Jamais depuis janvier 2015, le moral des professionnels de l'immobilier n'a été aussi bon. Depuis le début de l'année 2017, ils sont 87% à considérer que le marché du logement s'est amélioré. Détails.

C'est "le score le plus élevé depuis le lancement du baromètre" début 2015, annoncent les auteurs du baromètre Crédit Foncier/ CSA sur le moral des professionnels de l'immobilier.

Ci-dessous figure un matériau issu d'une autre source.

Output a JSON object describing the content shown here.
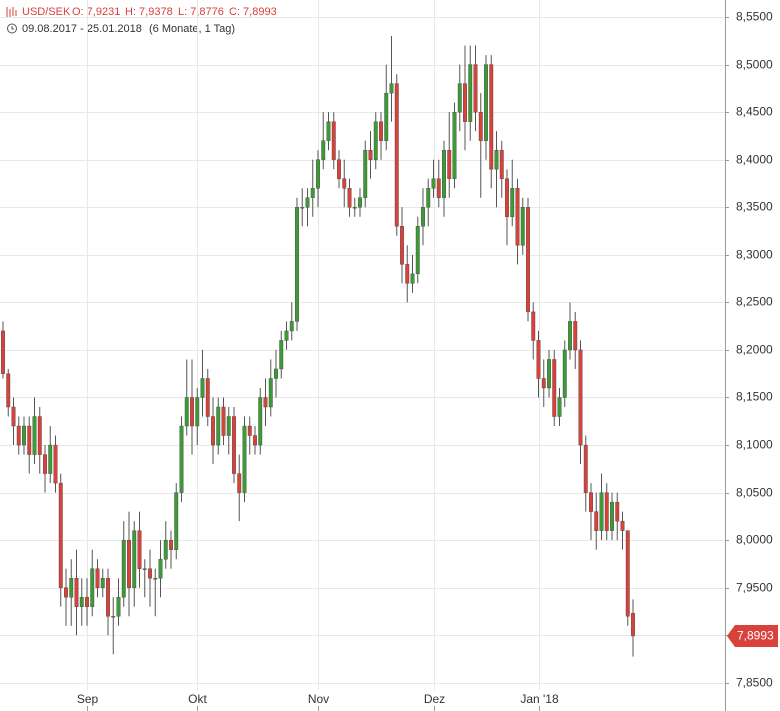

En effet, 87% des sondés ont le sentiment que le marché du logement s'est amélioré ou stabilisé au cours des quatre derniers mois, soit depuis janvier 2017. Selon eux, la remontée des taux d'intérêt, engagée depuis fin 2016, ne pénalise pas le dynamisme du marché.

 

Et 80% sont optimistes pour l'année à venir concernant l'immobilier résidentiel. Un chiffre en hausse constante depuis deux ans (en mai 2015, ils étaient 59% à être positifs). L'étude montre que c'est dans l'Ouest de la France qu'ils sont les plus positifs : 88% dans le Sud-Ouest, 85% dans le Nord-Ouest contre 75% dans le Sud-Est et le Nord-Est. Les principales raisons de cet optimisme sont : l'attractivité du marché (79%), les dispositifs publics de soutien (67%) et le niveau, encore bas, des taux de crédit (66%). A l'inverse, le contexte économique (91%), le niveau de pouvoir d'achat des ménages (79%) et les incertitudes liées à l'élection présidentielle (78%) sont les principales inquiétudes des professionnels de l'immobilier.

 

Stagnation de l'évolution des prix et du nombre de transactions

 

Enfin, interrogés sur les prix et le nombre de transactions dans le neuf et l'ancien, les professionnels s'attendent à une stabilité du marché. Dans le neuf, 53% estiment que les prix devraient rester stables dans les 12 prochains mois. Ils sont 36% à envisager une hausse contre seulement 3% à estimer une baisse. Le nombre de transactions devrait stagner selon 42% des sondés, et augmenter pour 38%.

 

La tendance est semblable dans l'ancien où 53% des sondés misent sur une stagnation des prix, 23% sur une hausse et 14% sur une baisse. En Ile-de-France, les professionnels sont plus nombreux à envisager une hausse des prix (34%), tout comme dans le sud-Ouest (31%). Enfin, concernant le nombre de transactions dans l'ancien, 48% s'attendent à une stagnation, 32% à une hausse et 8% à une baisse.